The four choices discussed above are important when you deploy a production AKS-cluster. They are quickly overlooked when deploying an AKS-cluster and cannot be added after deployment. But just like the rest of Azure, features for AKS are released almost daily. Keep yourself up-to-date with the latest best-practices and available features before you create an AKS-cluster. This especially important because many features cannot be added to an existing AKS-cluster, only at deployment time. The list of all AKS best-practices can be found here.
Monitoring, know what’s happening
Juist like with any other service monitoring is important. By connecting your AKS-cluster to Log Analytics all logs and metrics are visually available in the Azure portal. Also, with Log Analytics you can create alerts to signal when certain events happen of limits are reached. Log Analytics is free, you are only paying for storage. For more information regarding Log Analytics and AKS see: link.

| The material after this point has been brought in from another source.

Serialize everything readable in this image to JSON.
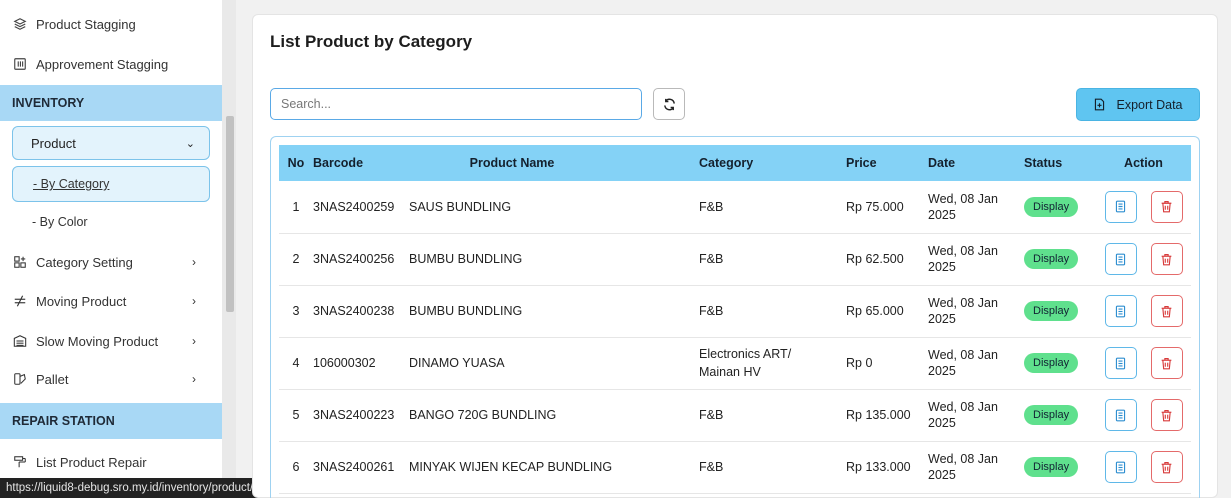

Monitoring dashboards, everybody likes them:
Not IaaS, not PaaS but KaaS
An AKS-cluster consists of an IaaS and PaaS part, I call it KaaS (chees 🧀 in Dutch). Microsoft is responsible for the Kubernetes cluster (the PaaS part) and you are responsible for the underlying VM’s (the IaaS part). Microsoft will install updates on the VM’s but rebooting and activating these updates is your responsibility. Luckily there is an easy solution available, Kured. By deploying Kured in your AKS-cluster Kured will reschedule and reboot your nodes when necessary. Kured will reboot your nodes one by one, so if your cluster consists of 3 or more nodes your application will not experience any downtime. Kured is easy to deploy, read more about Kured at the following link: https://docs.microsoft.com/en-us/azure/aks/node-updates-kured
Kured in a nutshell:
Best-practice, resource limits and resource requests
When you deploy an AKS-cluster for production workloads it is even more important that workloads won’t affect each other. How do you prevent that one application uses all resources and prevents other applications from functioning? By using quota’s and resource limits.
An administrator can apply quota’s on cpu, memory and number of pods to namespaces. A developer can limit cpu and memory to individual pods. Therefore, if these quota’s and limits are correctly set it is impossible for an individual application to overload the cluster.
With Resource Requests a developer can specify the minimal resources (cpu and memory) necessary for the execution of a pod. Kubernetes will make sure these resources are always available to the pods. This helps Kubernetes to assign the pods to the right nodes and spread the load more evenly. There will never be a node who has no pods assigned while there are other nodes who are fully loaded.
Look here for the Microsoft documentation about quota’s, resource requests and limits:
Also, don’t forget to add the health probes. These health probes are crucial for Kubernetes to determine if a Pod is ready and still healthy. Health probes help Kubernetes to restart crashed pods or wait before sending traffic to newly created pods.
And now…
If you have followed the above tips you will have a proper AKS-cluster for production workloads. But, pay attention to what Microsoft is doing with AKS and Azure. AKS is continuously in development and new features are added almost daily. Super cool new features are coming soon like node auto-scaling, node-pools, keyvault integration and much more. Microsoft is fully dedicated to Kubernetes!